Il est de la nature de la culture et de la langue amazighes de résister aux entreprises réductrices du pouvoir, qui cherche à les soumettre et à les faire disparaître. La meilleure manière de défendre tamazight est de défendre les droits de l’homme qui combattent la négation de l’histoire et de la mémoire collective, l’oppression des cultures et la répression des langues. Madame Nouria Benghebrit, ministre de l’Education nationale, bien que née à Oujda, a reçu la règle de bois sur ses doigts regroupés, comme au temps de l’école coranique des zaouïas, parce qu’elle a osé dire, à Bouira et au Forum du journal Liberté : «L’Algérie doit se déterminer pour la transcription de tamazight, qui est une langue nationale qui doit être générale et obligatoire.»
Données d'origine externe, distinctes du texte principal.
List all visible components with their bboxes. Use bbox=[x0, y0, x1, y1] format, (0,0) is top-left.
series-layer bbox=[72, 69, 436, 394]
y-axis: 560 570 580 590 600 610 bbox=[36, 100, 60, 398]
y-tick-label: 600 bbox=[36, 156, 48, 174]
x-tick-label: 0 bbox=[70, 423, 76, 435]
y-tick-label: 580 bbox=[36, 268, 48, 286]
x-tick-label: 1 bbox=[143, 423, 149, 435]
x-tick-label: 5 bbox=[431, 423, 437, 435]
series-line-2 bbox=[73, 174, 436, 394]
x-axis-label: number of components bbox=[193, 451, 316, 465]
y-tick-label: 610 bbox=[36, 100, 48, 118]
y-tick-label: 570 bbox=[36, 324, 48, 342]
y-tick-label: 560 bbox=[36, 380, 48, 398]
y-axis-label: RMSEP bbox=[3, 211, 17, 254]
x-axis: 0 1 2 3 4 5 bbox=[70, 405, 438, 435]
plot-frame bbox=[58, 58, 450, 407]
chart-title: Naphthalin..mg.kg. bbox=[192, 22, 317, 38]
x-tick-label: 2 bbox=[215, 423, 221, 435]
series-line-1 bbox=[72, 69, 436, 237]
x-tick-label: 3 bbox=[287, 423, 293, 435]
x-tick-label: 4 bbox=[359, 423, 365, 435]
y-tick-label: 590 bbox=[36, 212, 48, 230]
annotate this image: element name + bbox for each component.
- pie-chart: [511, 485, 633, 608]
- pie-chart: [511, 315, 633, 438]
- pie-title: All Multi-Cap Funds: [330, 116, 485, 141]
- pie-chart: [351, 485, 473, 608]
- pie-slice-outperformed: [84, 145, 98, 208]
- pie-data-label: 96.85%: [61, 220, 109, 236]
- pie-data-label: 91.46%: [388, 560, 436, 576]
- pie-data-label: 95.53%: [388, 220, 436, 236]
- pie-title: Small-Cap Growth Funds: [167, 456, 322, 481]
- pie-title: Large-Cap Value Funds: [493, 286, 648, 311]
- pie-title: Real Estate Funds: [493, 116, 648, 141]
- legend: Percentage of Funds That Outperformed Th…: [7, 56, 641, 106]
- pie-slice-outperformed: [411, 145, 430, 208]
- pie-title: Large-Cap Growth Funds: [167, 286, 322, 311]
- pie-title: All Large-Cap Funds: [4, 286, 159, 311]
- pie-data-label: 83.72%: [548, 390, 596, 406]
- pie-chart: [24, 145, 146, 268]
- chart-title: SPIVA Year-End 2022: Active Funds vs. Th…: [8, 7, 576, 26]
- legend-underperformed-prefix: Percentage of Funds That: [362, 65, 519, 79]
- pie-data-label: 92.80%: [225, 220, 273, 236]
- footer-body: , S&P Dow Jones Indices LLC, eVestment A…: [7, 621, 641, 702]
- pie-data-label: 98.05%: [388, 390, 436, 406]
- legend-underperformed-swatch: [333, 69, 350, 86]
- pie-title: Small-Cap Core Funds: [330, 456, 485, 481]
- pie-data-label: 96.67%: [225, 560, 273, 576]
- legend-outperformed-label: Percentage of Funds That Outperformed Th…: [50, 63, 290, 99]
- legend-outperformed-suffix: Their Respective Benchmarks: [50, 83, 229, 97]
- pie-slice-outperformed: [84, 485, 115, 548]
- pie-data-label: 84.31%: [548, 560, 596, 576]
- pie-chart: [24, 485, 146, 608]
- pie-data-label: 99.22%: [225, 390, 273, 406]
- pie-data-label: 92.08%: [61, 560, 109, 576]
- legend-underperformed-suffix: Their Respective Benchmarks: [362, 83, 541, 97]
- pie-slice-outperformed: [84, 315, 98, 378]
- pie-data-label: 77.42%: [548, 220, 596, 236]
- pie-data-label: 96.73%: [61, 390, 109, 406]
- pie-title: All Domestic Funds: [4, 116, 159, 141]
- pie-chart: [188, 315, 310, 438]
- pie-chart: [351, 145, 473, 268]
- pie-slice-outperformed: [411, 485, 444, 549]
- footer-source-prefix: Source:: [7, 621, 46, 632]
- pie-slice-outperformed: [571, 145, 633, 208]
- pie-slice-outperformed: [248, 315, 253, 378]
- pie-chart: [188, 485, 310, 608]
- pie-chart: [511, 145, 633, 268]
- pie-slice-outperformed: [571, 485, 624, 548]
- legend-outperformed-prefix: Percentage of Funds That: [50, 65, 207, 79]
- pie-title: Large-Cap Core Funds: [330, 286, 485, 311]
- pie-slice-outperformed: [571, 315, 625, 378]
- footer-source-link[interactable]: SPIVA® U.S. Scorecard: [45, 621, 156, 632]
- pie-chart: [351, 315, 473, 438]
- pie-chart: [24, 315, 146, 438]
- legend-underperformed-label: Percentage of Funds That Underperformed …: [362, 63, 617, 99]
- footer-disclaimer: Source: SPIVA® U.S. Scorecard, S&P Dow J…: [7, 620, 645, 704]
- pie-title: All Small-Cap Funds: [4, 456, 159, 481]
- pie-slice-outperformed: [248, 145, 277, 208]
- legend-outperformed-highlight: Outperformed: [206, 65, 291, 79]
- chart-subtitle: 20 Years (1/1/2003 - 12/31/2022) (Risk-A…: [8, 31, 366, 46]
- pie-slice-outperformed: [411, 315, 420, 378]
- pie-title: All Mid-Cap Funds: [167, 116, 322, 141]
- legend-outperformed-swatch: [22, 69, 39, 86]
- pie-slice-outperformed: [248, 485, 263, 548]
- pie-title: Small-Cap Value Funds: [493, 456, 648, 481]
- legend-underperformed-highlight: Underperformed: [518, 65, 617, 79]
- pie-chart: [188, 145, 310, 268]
Elle a marché sur les plates bandes du maître de l’Algérie, qui a seul pouvoir de décision. L’égalité de la femme avec l’homme dans tous les domaines de la vie, particulièrement sa plus grande participation dans la vie politique, est un fait nouveau dans notre société. La Constitution donne à la femme les mêmes droits que l’homme, mais le code de la famille fait d’elle une éternelle mineure. La femme est l’avenir de l’homme, qui doit être à son tour l’avenir de la femme.La politique ne vit que par ses actes, que si elle apporte des réponses pratiques aux problèmes des Algériens.